---
title: "The Multiple Regression Model"
---
{{< include _setup.qmd >}}
> **Reading.** Hill, Griffiths & Lim (5th ed.), §5.1–5.2; Stock & Watson (4th ed.), §6.1–6.3.
The simple regression model has an Achilles heel. Its causal reading rests on the
strict-exogeneity assumption SR2,
$$
\E(e \given x) = 0 ,
$$
but the error $e$ holds *everything else* about the outcome. If any omitted factor
is correlated with $x$, then SR2 fails and the slope estimator $b_2$ is **biased** —
this is exactly the ability-in-the-wage-equation problem from [OLS
properties](07-ols-properties.qmd).
The cure is to stop hiding confounders inside $e$ and instead put them *in the
regression*. With more than one regressor we can finally hold other factors
constant — *ceteris paribus* for real. This chapter introduces the **multiple
regression model** and its *partial* coefficients, lays out the assumptions
**MR1–MR6** (one of which is genuinely new), and applies ordinary least squares
to Big Andy's Burger Barn.
## Why more than one regressor? {#sec-why-mr}
### Omitted-variable bias
A left-out variable does not always cause trouble. It biases the OLS slope only
under two conditions, both of which must hold.
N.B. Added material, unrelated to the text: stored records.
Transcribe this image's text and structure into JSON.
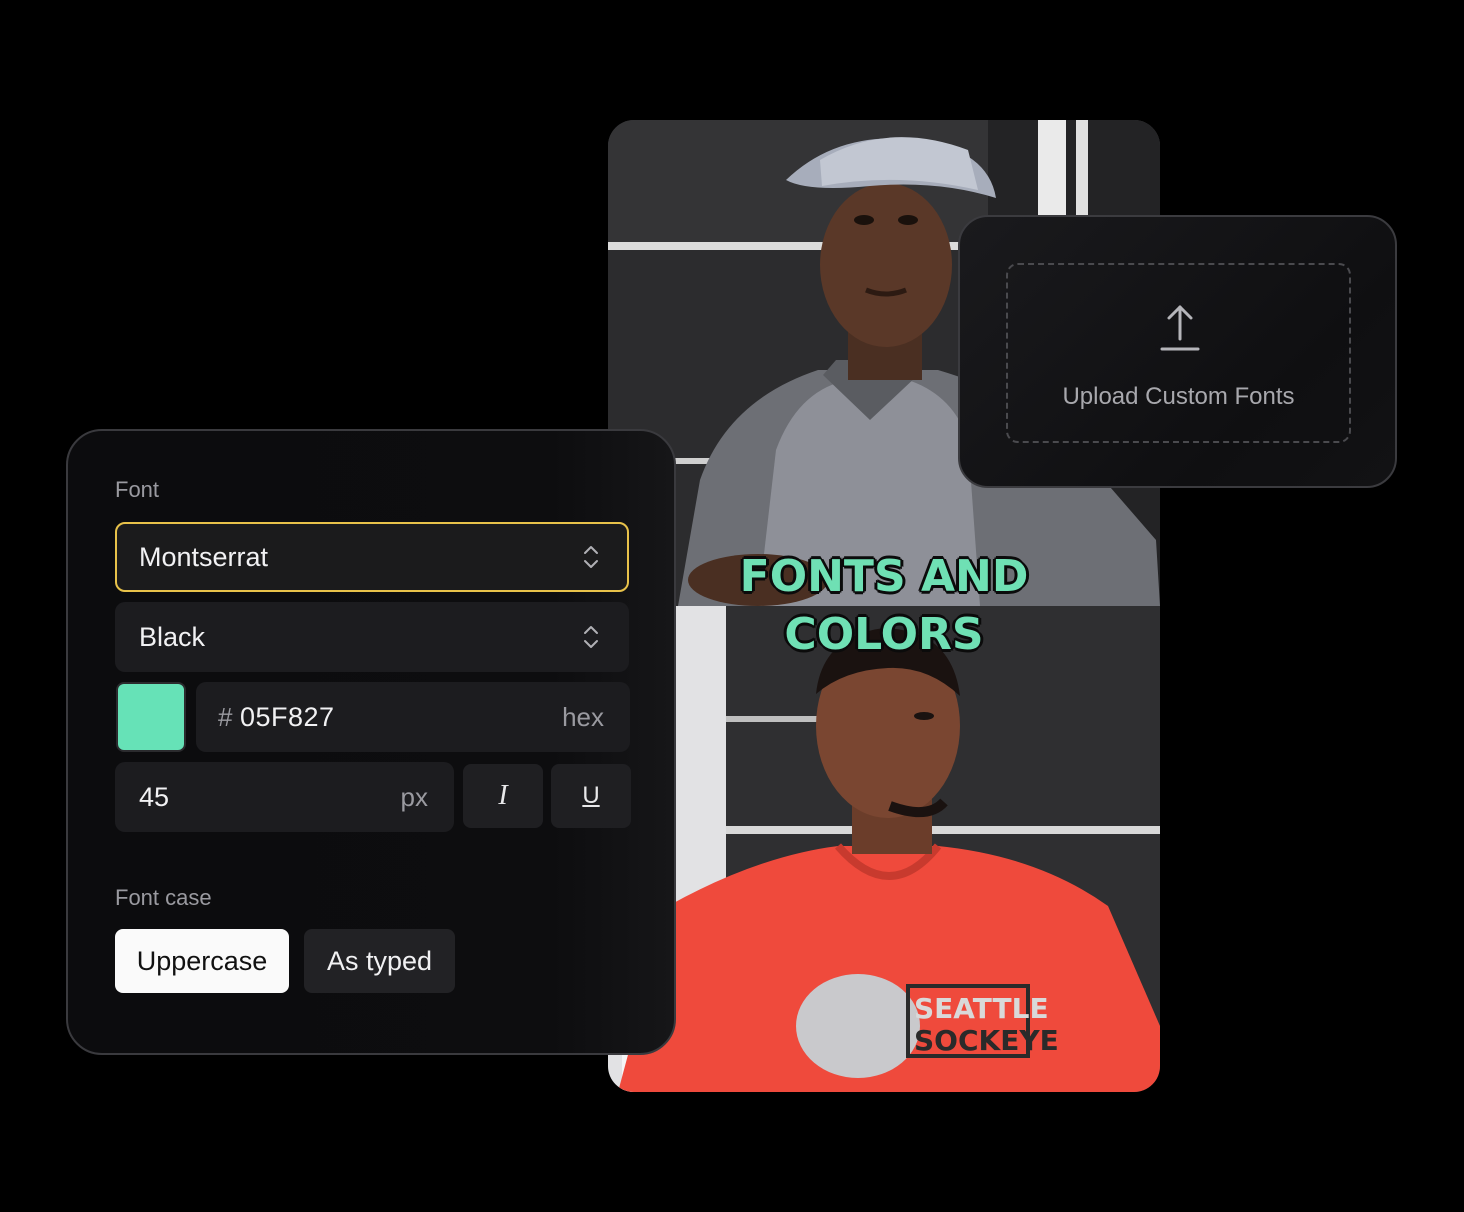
{
  "video": {
    "caption_line1": "FONTS AND",
    "caption_line2": "COLORS",
    "caption_color": "#6FE0B4"
  },
  "upload": {
    "icon": "upload-arrow-icon",
    "label": "Upload Custom Fonts"
  },
  "font_panel": {
    "font_label": "Font",
    "font_family": "Montserrat",
    "font_weight": "Black",
    "color_swatch": "#66E2B7",
    "hex_prefix": "#",
    "hex_value": "05F827",
    "hex_unit": "hex",
    "size_value": "45",
    "size_unit": "px",
    "italic_label": "I",
    "underline_label": "U",
    "case_label": "Font case",
    "case_uppercase": "Uppercase",
    "case_as_typed": "As typed",
    "active_border": "#E8C24A"
  }
}
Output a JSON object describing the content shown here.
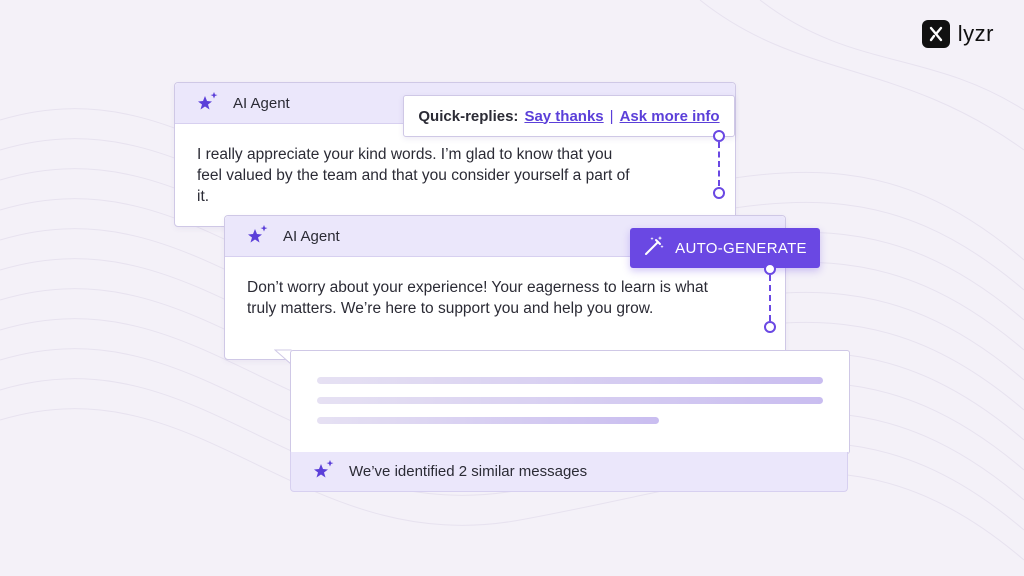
{
  "brand": {
    "name": "lyzr"
  },
  "cards": [
    {
      "title": "AI Agent",
      "message": "I really appreciate your kind words. I’m glad to know that you feel valued by the team and that you consider yourself a part of it."
    },
    {
      "title": "AI Agent",
      "message": "Don’t worry about your experience! Your eagerness to learn is what truly matters. We’re here to support you and help you grow."
    }
  ],
  "quick_replies": {
    "label": "Quick-replies:",
    "options": [
      "Say thanks",
      "Ask more info"
    ],
    "separator": "|"
  },
  "auto_generate": {
    "label": "AUTO-GENERATE"
  },
  "similar": {
    "text": "We’ve identified 2 similar messages"
  },
  "colors": {
    "accent": "#6a48e3",
    "header_bg": "#ebe7fb",
    "background": "#f4f1f8",
    "text": "#2b2b35"
  },
  "icons": {
    "agent": "sparkle-stars-icon",
    "auto_generate": "magic-wand-icon",
    "brand": "lyzr-logo-icon"
  }
}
::: {.keyidea title="When does omitting a variable bias OLS? (two conditions)"}
A left-out variable biases $b_2$ only if it is **both**
1. correlated with the included regressor $x$, *and*
2. a determinant of the outcome $y$ (so it sits in $e$).
:::
::: {.example title="Class size and test scores"}
Regress district test scores on the student–teacher ratio (STR) alone. Districts
with larger classes also tend to have more *English learners* (a correlation of
about $0.19$), and English learners score lower on average. The share of English
learners is therefore correlated with STR *and* a driver of scores, so omitting it
**biases** the estimated class-size effect. In fact the class-size effect roughly
*halves* once the English-learner share is controlled for.
:::
Both conditions genuinely matter. Consider instead the time of day at which a test
is taken: it may well affect scores, but if it is *uncorrelated* with class size,
then leaving it in the error is harmless — it does not contaminate the class-size
slope.
### The fix: put the confounder in the regression
Omitted-variable bias is nothing more than SR2 failing. A determinant of $y$ that
happens to be correlated with $x$ lives inside $e$, which makes
$\E(e \given x) \neq 0$. The remedy is direct: move that variable *out* of the
error and *into* the model as its own regressor. Once it is an explicit regressor,
OLS can estimate the effect of $x$ *holding that variable constant*, and the bias
it had been causing disappears.
::: {.keyidea title="This is what \"control for\" means"}
Adding the share of English learners as a regressor lets us compare districts *as
if* they had the same share of English learners. Multiple regression does, with
continuous data, what we wished we could do by hand: hold the other factors fixed.
:::
::: {.callout-note appearance="simple"}
**Caveat for later.** You can only control for what you *observe*. Unobservable
confounders — the "ability" term from [OLS properties](07-ols-properties.qmd) —
still threaten SR2, and the deeper fix waits until we study [treatment
effects](20-treatment-effects.qmd).
:::
## The model and its partial coefficients {#sec-model}
### Big Andy's Burger Barn
Our running example throughout the multiple-regression chapters comes from HGL. A
burger chain operates in 75 small cities. In each city it sets a different
**price** and **advertising** budget, and it observes monthly **sales**. The
question is how revenue responds to each lever — *holding the other fixed*:
$$
\text{SALES} = \beta_1 + \beta_2\,\text{PRICE} + \beta_3\,\text{ADVERT} + e .
$$
Here SALES and ADVERT are measured in thousands of dollars and PRICE is a dollar
price index. The error $e$ collects everything else that moves sales: competitors,
local demographics, the quality of each location.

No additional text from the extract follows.